Superior, Nebraska: A Defense of, and Love Letter to, a Red State
The divide between Red and Blue America is, in fact, a great one.
In Superior, Nebraska, author Denis Boyles uses personal reflections, current reporting, and deft touches of humor to drive home the point that the Red States are not populated with cardboard cut-outs who voted overwhelmingly for George W. Bush.
They are populated with thoughtful, three-dimensional people . . . who voted overwhelmingly for George W. Bush. And some who didn’t.
Part of the reason blue staters can only imagine what red staters are like is because they mostly just fly over this part of America. The same cannot be said for red staters.
We only have to turn the t.v. on to become better acquainted with blue state thought and practice. Most of us have also physically visited and spent time in blue cities and states. Boyles points out that most Midwesterners have:
. . . at least a functional knowledge of New York, Philadelphia, San Francisco, Chicago, and other blue enclaves–not only because they are the America of TV and movies but also because most these people have been to the East more than once.
My grandfather used to tell his tales of Times Square, 1918, the way only a famer-turned-soldier from Burr Oak, Kansas, could tell them. My grandmother lived through many losses in her life, but few as memorable as the one that took her prized hat off her head and sucked it out the window of the train she was riding east to New York City at about the same time. Eighty years later, that hat was still on her mind.
Almost every day, marching bands or drama clubs or debate teams or high school graduating classes board buses in Kansas or Nebraska or Oklahoma and end up in Washington, D.C. or Boston or Pasadena. What does Nebraska get in return? Provincialism, ignorance, and condescension from the New York Times. Since the invention of buses, none has ever carried a bunch of inquisitive New York City students to Alma, Nebraska–and it’s too bad for them.
True. Poignant.

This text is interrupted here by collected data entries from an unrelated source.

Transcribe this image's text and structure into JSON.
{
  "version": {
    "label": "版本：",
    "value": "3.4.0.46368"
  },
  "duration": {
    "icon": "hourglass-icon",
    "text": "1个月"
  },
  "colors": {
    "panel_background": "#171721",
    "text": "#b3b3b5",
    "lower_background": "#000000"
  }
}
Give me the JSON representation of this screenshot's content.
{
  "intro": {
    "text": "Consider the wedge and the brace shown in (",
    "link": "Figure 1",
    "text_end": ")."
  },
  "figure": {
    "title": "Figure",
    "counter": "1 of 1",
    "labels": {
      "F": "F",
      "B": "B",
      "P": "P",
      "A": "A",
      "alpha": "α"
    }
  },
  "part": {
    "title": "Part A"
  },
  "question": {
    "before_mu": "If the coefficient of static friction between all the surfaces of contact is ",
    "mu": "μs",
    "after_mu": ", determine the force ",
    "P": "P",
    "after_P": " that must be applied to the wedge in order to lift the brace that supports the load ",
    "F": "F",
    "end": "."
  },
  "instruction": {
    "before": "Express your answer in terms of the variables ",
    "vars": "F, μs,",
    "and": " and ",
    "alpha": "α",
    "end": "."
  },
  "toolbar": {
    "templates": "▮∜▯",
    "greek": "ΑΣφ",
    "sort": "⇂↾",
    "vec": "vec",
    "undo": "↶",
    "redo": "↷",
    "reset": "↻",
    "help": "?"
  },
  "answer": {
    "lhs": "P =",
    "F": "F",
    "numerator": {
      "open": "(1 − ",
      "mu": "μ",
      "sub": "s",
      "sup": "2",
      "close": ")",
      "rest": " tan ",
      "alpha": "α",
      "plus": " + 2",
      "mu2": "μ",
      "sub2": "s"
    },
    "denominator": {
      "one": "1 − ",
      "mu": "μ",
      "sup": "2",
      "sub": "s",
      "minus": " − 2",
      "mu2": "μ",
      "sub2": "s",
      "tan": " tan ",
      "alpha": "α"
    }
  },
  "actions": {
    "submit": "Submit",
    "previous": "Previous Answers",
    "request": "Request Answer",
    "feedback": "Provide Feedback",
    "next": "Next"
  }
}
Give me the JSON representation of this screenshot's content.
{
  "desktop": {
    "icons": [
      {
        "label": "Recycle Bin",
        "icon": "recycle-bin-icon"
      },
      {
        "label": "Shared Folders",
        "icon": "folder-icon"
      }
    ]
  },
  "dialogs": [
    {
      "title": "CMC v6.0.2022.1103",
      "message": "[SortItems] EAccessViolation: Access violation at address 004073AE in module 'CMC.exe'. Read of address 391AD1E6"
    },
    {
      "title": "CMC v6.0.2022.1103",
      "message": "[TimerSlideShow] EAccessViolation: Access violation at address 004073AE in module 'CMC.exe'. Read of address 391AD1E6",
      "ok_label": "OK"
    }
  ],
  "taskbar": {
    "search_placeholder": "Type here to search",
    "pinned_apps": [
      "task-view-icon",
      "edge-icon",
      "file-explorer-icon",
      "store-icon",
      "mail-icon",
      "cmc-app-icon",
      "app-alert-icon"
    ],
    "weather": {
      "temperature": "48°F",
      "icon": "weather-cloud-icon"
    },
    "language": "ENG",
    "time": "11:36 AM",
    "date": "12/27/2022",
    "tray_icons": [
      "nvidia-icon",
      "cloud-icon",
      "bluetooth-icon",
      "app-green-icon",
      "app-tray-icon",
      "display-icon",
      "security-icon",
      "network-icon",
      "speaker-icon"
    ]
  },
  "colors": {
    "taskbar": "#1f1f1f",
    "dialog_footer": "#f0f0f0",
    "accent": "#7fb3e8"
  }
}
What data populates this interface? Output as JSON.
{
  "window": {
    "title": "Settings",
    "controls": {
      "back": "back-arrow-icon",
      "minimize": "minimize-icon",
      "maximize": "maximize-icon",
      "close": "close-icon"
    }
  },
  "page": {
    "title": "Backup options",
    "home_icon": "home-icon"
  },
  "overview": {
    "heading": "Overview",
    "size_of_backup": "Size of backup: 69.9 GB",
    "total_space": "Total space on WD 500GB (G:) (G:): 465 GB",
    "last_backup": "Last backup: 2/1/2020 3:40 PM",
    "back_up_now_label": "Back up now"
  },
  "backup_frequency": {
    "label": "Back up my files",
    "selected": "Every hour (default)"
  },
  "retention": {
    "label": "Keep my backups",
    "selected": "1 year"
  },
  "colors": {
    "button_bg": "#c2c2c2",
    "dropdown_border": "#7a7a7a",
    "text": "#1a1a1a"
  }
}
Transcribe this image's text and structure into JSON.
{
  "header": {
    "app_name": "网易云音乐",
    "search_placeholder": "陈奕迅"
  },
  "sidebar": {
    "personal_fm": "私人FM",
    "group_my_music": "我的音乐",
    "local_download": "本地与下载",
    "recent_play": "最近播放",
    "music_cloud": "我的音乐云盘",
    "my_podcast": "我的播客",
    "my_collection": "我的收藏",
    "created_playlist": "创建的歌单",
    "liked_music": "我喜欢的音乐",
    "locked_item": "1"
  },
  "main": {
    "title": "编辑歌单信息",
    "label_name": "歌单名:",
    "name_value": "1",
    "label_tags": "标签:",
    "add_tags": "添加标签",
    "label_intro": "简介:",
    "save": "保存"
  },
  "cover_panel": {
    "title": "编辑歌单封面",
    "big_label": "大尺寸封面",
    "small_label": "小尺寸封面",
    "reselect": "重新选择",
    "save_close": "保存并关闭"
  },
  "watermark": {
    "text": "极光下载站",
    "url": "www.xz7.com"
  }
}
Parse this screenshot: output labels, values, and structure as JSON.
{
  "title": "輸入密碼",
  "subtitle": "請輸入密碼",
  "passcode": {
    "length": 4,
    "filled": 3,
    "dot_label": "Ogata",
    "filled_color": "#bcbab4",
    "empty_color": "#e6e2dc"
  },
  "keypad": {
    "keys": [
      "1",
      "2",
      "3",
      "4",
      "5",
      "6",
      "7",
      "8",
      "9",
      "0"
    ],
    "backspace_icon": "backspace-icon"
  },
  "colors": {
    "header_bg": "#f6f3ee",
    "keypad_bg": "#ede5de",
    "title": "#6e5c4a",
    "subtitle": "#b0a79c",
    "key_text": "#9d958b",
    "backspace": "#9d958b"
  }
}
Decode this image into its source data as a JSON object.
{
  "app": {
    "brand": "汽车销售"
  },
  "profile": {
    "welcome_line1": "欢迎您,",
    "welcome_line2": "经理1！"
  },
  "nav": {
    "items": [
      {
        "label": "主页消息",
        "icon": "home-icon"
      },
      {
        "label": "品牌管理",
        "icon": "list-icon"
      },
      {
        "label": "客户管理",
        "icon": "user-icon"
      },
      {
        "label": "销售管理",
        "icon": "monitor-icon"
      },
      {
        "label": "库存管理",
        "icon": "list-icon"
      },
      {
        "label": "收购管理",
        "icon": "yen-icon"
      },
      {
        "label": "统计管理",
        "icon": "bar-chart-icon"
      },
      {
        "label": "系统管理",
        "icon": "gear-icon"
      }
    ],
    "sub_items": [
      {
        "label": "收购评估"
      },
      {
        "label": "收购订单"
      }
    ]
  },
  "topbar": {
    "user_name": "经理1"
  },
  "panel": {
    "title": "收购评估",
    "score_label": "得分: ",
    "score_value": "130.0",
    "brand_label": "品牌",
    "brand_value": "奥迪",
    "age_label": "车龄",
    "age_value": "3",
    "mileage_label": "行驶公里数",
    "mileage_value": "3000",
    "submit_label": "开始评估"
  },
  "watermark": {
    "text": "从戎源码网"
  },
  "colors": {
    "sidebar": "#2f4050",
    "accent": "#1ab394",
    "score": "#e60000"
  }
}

And now funny when he turns to the imaginary men of Brokeback Mountain:
The front yards of Kansas roll on mile after mile, crossing an invisible border to become Nebraska or Colorado or Oklahoma. It’s a very big-picture landscape unfamiliar to many Americans, for whom the heartland of their own nation can be strange and even terrifying. For them, Middle America is unknown territory, not just mapwise but mindwise, with only the most basic of stereotypes to use for navigation.
For those for whom the nation between St. Louis and Vail is a blank space, it must seem there’s a moral primitivism loose in the land wholly at odds with their experience of the world, a place made civilized only by populating it with the imaginary men of Brokeback Mountain, handsome lads who dress for cows but look at sheep, or by a bit of electoral unpredictability, as in 2006.
Funny. And right on.
This has also struck me as something you would never see on the avenues of New York City. The state highways of Kansas and Nebraska are dotted with tributes to life and free speech:
U.S. 36 is an almost-straight line across the northern tier of Kansas counties–Brown, Nemaha, Marshall, Washington. Between every town, scores of hand-painted signs–”Choose Life: Your Mother Did,” “Abortion Is Not a Choice,” “It’s a Child Not Tissue”–say in big, bold letters things people wouldn’t say aloud in most places in Manhattan unless they were being, like, ironic.
Unless, of course, you were in Manhattan, Kansas.